Awful Paranoia Could Cost Ford an Oscar for 42
- Monday, August 19, 2013
DVD Release Date: November 19, 2013
Theatrical Release Date: August 16, 2013
Rating: PG-13 for some sexuality, violence and language
Run Time: 100 min.
Director: Robert Luketic
Cast: Liam Hemsworth, Harrison Ford, Gary Oldman, Amber Heard, Embeth Davidtz, Richard Dreyfuss
As summer fades and the Fall Movie Season looms, many movie lovers start thinking about the Oscars. Studios save their big-hitter contenders for the last quarter of the year, in hopes that voters with short memories will nominate the most recently seen films. Often the movies with the strongest Best Picture hopes are those with the best performances of the year, although sometimes an actor in an Oscar hopeful has to compete against himself or herself for awards consideration.
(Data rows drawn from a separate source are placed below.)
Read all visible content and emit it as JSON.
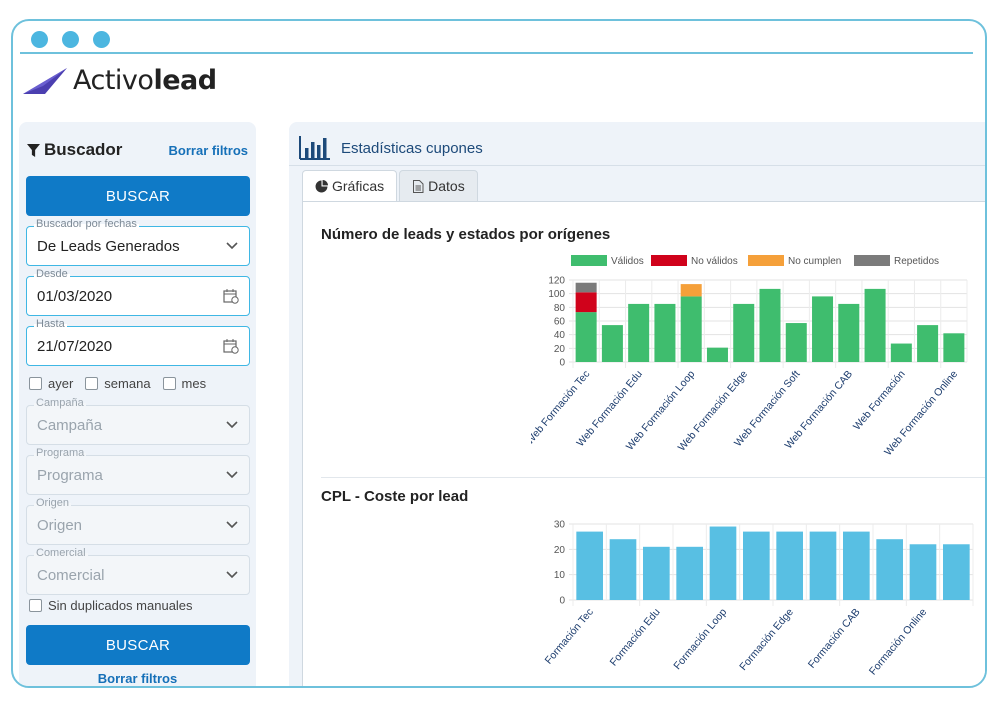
{
  "logo": {
    "light": "Activo",
    "bold": "lead"
  },
  "sidebar": {
    "title": "Buscador",
    "clear_link": "Borrar filtros",
    "search_button": "BUSCAR",
    "date_search": {
      "label": "Buscador por fechas",
      "value": "De Leads Generados"
    },
    "from": {
      "label": "Desde",
      "value": "01/03/2020"
    },
    "to": {
      "label": "Hasta",
      "value": "21/07/2020"
    },
    "quick": [
      "ayer",
      "semana",
      "mes"
    ],
    "campaign": {
      "label": "Campaña",
      "placeholder": "Campaña"
    },
    "program": {
      "label": "Programa",
      "placeholder": "Programa"
    },
    "origin": {
      "label": "Origen",
      "placeholder": "Origen"
    },
    "commercial": {
      "label": "Comercial",
      "placeholder": "Comercial"
    },
    "no_duplicates": "Sin duplicados manuales",
    "search_button_2": "BUSCAR",
    "clear_link_2": "Borrar filtros"
  },
  "main": {
    "title": "Estadísticas cupones",
    "tabs": [
      {
        "label": "Gráficas",
        "icon": "pie-chart-icon"
      },
      {
        "label": "Datos",
        "icon": "document-icon"
      }
    ]
  },
  "colors": {
    "validos": "#3fbd6e",
    "no_validos": "#d0021b",
    "no_cumplen": "#f5a03a",
    "repetidos": "#7b7b7b",
    "coste": "#58bfe3",
    "accent": "#0f7ac7"
  },
  "chart_data": [
    {
      "type": "bar",
      "stacked": true,
      "title": "Número de leads y estados por orígenes",
      "categories": [
        "Web Formación Tec",
        "",
        "Web Formación Edu",
        "",
        "Web Formación Loop",
        "",
        "Web Formación Edge",
        "",
        "Web Formación Soft",
        "",
        "Web Formación CAB",
        "",
        "Web Formación",
        "",
        "Web Formación Online"
      ],
      "series": [
        {
          "name": "Válidos",
          "values": [
            73,
            54,
            85,
            85,
            96,
            21,
            85,
            107,
            57,
            96,
            85,
            107,
            27,
            54,
            42
          ]
        },
        {
          "name": "No válidos",
          "values": [
            29,
            0,
            0,
            0,
            0,
            0,
            0,
            0,
            0,
            0,
            0,
            0,
            0,
            0,
            0
          ]
        },
        {
          "name": "No cumplen",
          "values": [
            0,
            0,
            0,
            0,
            18,
            0,
            0,
            0,
            0,
            0,
            0,
            0,
            0,
            0,
            0
          ]
        },
        {
          "name": "Repetidos",
          "values": [
            14,
            0,
            0,
            0,
            0,
            0,
            0,
            0,
            0,
            0,
            0,
            0,
            0,
            0,
            0
          ]
        }
      ],
      "ylim": [
        0,
        120
      ],
      "yticks": [
        0,
        20,
        40,
        60,
        80,
        100,
        120
      ],
      "legend": "top",
      "grid": true
    },
    {
      "type": "bar",
      "title": "CPL - Coste por lead",
      "categories": [
        "Formación Tec",
        "",
        "Formación Edu",
        "",
        "Formación Loop",
        "",
        "Formación Edge",
        "",
        "Formación CAB",
        "",
        "Formación Online",
        ""
      ],
      "series": [
        {
          "name": "Coste",
          "values": [
            27,
            24,
            21,
            21,
            29,
            27,
            27,
            27,
            27,
            24,
            22,
            22
          ]
        }
      ],
      "ylim": [
        0,
        30
      ],
      "yticks": [
        0,
        10,
        20,
        30
      ],
      "legend": "top",
      "grid": true
    }
  ]
}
When an actor starring in an Oscar-caliber movie also is featured in a decidedly weaker second film from the same year, the lesser film is used as ammunition against the Oscar campaign—an attempt to embarrass voters into distancing themselves from a performer who had the bad form to appear in an artistic failure.
This conflict is knows as "the Norbit effect," coined after Eddie Murphy failed to win the 2006 Best Supporting Actor Oscar for his performance in Dreamgirls. That same year saw the release of Murphy's flop Norbit, and industry insiders speculated that Norbit hurt Murphy's chances to claim an Oscar (Murphy lost the Best Supporting Actor category to Alan Arkin for Little Miss Sunshine). The more hopeful example is Sandra Bullock, who won the Best Actress Oscar for The Blind Side in 2009 despite the September release of her poorly-received All About Steve.
Paranoia, a new techno-thriller starring Harrison Ford, could be Ford's Norbit this year. The actor gave one of his most memorable performances in years as Brooklyn Dodgers General Manager Branch Rickey in 42—the kind of late-career role that reminds you what a likeable actor Ford can be. His Rickey could be a likely player in the Supporting Actor race this year. That is, unless the paltry, run-of-the-mill Paranoia torpedoes Ford's chances.
Ford acquits himself well in Paranoia, as does co-star Gary Oldman (Tinker, Tailor, Soldier, Spy). It's the routine, predictable nature of the story that dooms the film, which is never tense when it needs to be; viewers have very limited investment in the fate of the main characters. Worst of all is the complete lack of suspense in the film. Paranoia is a "thriller" that fizzles early.
The plot revolves around young Adam's (Liam Hemsworth, The Hunger Games) determination to rise through the ranks of his tech company. Along with a team of co-workers, he presents a product proposal to his boss, Nicolas Wyatt (Oldman), only to be shot down and shown the door. After Adam celebrates his termination by running up a huge tab at the company's expense, Wyatt calls him back in and offers him a proposition: he won't press charges against Adam for his lavish expenditure if Adam agrees to infiltrate Eikon, the corporation run by Wyatt's rival, Jock Goddard (Ford). Wyatt wants Adam to bring him details of Eikon's secretive new product.